L’équipe dei massimi esperti italiani in materia di trapianti ha deciso di fermare il trapianto di cuore per Domenico, il bimbo di due anni ricoverato all’Ospedale Monaldi. Una scelta clinica durissima, motivata dalle condizioni generali del piccolo.
“Ho capito che, nelle condizioni in cui è, non reggerebbe un’operazione. Domenico non è in salute per affrontarla”, racconta la madre. “Quando speri così tanto, quelle parole ti tolgono l’aria”.
Eppure, subito dopo, arriva la frase che tiene tutto in piedi: “Finché mio figlio respirerà, la speranza non muore. Non posso arrendermi ora”.
Cosa sta succedendo all’ospedale Monaldi di Napoli?
Domenico è attualmente sostenuto da un sistema ECMO, una macchina che mantiene in vita il cuore e i polmoni. Ma non è una soluzione permanente. “Ogni giorno attaccato a quella macchina è un rischio”, spiega Patrizia Mercolino. “So che l’ECMO non è eterno. Può rovinargli il fegato, compromettere altri organi”.
La famiglia attende ora la documentazione ufficiale dal Monaldi. “Vogliamo esaminarla, vedere se c’è qualcosa a cui ci si può aggrappare. Continueremo a valutare strade alternative, anche all’estero”.
Nel frattempo, Domenico resta a Napoli. Una permanenza necessaria, ma carica di ansia e incertezza.
Il cuore danneggiato e l’errore sul ghiaccio: cosa sappiamo?
Sul caso pesa anche un’inchiesta che ha scosso il sistema dei trapianti.
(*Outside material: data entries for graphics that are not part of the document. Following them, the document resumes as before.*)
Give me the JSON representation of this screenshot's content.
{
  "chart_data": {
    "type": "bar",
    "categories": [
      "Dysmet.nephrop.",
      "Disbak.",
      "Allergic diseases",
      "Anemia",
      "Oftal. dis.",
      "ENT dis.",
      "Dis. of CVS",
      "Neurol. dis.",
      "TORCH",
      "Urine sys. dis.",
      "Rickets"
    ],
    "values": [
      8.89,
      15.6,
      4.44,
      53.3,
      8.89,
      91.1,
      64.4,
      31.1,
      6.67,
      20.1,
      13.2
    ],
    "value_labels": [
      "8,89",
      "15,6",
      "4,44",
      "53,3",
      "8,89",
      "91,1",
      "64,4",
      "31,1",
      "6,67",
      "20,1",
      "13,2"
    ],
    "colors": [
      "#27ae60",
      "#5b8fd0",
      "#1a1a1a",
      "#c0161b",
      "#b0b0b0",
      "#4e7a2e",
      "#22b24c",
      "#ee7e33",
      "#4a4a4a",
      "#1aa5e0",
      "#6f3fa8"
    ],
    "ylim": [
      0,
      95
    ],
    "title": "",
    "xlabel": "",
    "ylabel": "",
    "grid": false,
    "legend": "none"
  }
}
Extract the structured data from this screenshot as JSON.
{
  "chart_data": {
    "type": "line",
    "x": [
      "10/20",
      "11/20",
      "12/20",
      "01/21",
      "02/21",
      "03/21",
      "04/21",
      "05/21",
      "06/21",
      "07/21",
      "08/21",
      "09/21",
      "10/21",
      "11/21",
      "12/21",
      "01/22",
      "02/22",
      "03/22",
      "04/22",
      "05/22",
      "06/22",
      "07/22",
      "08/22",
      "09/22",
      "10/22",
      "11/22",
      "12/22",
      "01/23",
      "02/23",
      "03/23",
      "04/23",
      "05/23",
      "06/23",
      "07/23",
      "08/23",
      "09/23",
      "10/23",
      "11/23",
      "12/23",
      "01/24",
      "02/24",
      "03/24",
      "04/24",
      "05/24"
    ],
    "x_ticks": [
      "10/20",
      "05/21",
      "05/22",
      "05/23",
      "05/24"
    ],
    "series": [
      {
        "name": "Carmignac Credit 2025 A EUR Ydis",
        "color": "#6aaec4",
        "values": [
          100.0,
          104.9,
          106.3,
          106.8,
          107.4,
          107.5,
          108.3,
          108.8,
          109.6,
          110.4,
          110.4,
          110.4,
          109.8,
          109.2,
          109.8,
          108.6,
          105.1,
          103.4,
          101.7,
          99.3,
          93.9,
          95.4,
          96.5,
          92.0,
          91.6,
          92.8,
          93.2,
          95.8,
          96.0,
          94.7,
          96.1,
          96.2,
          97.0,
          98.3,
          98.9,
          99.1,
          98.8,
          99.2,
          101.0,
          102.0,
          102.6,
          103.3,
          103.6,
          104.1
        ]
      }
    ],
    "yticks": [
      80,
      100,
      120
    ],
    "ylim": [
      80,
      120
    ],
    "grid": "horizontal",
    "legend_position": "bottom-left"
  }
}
Secondo quanto emerso, a Bolzano il contenitore destinato al trasporto del cuore espiantato sarebbe stato rabboccato con ghiaccio secco anziché tradizionale.
Una scelta tecnica che avrebbe causato il congelamento e il danneggiamento irreversibile dell’organo.
Al momento risultano sei indagati a Napoli tra medici e paramedici. Ma il numero potrebbe aumentare. Le procure di Napoli e dell’Alto Adige stanno lavorando in coordinamento, con il supporto dei NAS di Napoli e Trento, per fare piena luce su una vicenda che va oltre il singolo caso clinico.
Chi sostiene la famiglia di Domenico oltre alle cure mediche?
Quando un bambino affronta una condizione clinica così grave, la cura non è solo medica. Accanto al letto di Domenico c’è anche un lavoro silenzioso ma essenziale: quello dello psicologo.
A spiegarlo è Eva Pascoli, presidente dell’Ordine degli Psicologi del Friuli Venezia Giulia e consigliera nazionale del CNOP.
“Essere presenti significa accogliere il dolore senza sottrarsi. Lo psicologo non offre soluzioni, ma una presenza competente e costante”, spiega. “Diventiamo un ponte tra la famiglia e l’équipe sanitaria”.
Rabbia, senso di colpa, frustrazione. E una domanda che torna ossessiva: avrò fatto tutto il possibile per mio figlio? “Queste emozioni vanno riconosciute, non cancellate. Ora non è il tempo del lutto, ma della vicinanza”.
La fiaccolata per Domenico: Napoli e Nola in preghiera
La storia di Domenico ha superato i confini dell’ospedale. Questo pomeriggio, alle 18:30, partirà da Piazza Duomo di Nola la “Fiaccolata per Domenico”.
Il corteo raggiungerà la statua di San Paolino. Non una protesta, ma un gesto collettivo di vicinanza, preghiera e speranza.
Perché mentre la medicina si ferma, una madre continua a credere. E finché Domenico respira, Napoli non smette di camminargli accanto.